Qui est Enrique Márquez, l'ancien candidat à la présidentielle libéré par le régime chaviste

L'ancien candidat à la présidentielle vénézuélienne Enrique Márquez a été libéré jeudi soir, dans le cadre d'une nouvelle série de libérations annoncées par le régime chaviste. La coalition Mesa de la Unidad et le Syndicat national des travailleurs de la presse du Venezuela (SNTP) ont confirmé en x la libération de Márquez, ainsi que celle du leader politique Biagio Pilieri.

« Tout est fini », a déclaré Márquez à sa femme dans un quartier de Caracas, où il a été emmené avec Pilieri par la police, selon une vidéo enregistrée par un journaliste local et diffusée sur les réseaux sociaux.

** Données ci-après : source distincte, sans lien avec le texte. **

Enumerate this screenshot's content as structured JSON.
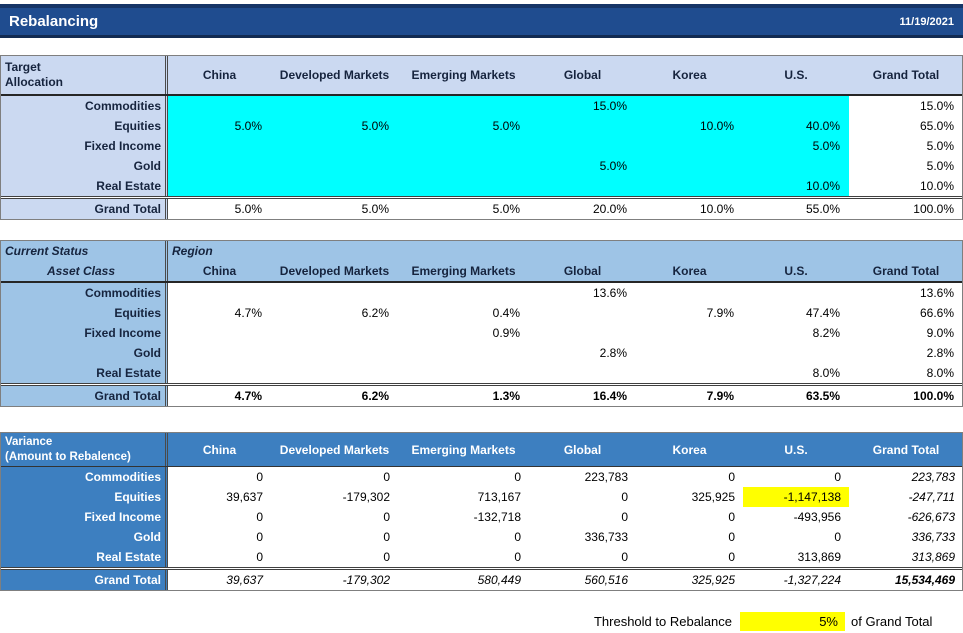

Auparavant, la militante Rocío San Miguel et quatre autres citoyens espagnols, dont San Miguel qui possède la double nationalité, ont également retrouvé leur liberté et sont partis ce jeudi en direction de l'Espagne.

La Table de l’Unité a déclaré : « Nous espérons que d’autres libérations se concrétiseront dans les prochaines minutes, jusqu’à ce que tous les prisonniers politiques soient libérés. » Au total, sept personnes ont été libérées de prison jeudi à Caracas. Pilieri et Márquez ont été détenus à la prison Helicoide.

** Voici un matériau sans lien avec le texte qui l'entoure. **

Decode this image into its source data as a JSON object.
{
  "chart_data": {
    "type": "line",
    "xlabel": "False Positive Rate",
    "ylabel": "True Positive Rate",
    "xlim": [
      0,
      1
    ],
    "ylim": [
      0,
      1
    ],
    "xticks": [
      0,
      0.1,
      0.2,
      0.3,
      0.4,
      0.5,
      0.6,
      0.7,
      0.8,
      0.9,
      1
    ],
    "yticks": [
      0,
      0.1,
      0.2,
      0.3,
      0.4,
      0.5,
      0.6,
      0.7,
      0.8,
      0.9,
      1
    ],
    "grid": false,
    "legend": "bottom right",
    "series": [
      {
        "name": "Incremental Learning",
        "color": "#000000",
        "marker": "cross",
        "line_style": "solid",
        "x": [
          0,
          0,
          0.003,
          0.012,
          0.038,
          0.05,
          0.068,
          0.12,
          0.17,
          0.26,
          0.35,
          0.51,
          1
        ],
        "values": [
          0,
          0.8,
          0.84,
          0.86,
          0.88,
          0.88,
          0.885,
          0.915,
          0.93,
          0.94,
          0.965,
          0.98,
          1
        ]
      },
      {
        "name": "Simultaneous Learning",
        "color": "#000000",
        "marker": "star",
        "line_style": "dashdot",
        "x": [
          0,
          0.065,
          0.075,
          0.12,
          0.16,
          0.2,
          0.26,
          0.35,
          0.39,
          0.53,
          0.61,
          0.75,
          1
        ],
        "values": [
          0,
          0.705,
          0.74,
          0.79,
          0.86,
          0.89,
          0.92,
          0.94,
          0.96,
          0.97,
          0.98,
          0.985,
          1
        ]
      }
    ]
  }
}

L'administration intérimaire Delcy Rodríguez soutient que cette mesure est un geste de « coexistence pacifique », tandis que la Maison Blanche affirme qu'elle répond à l'influence de Donald Trump au Venezuela après l'opération militaire qui a abouti à la capture du dictateur déchu Nicolás Maduro.

Márquez était l'un des candidats aux élections de 2024, au cours desquelles Maduro a obtenu illégalement le commandement de l'exécutif sur fond d'allégations de fraude. La candidature était considérée comme une option au cas où le candidat de Machado, Edmundo González Urrutia, serait disqualifié.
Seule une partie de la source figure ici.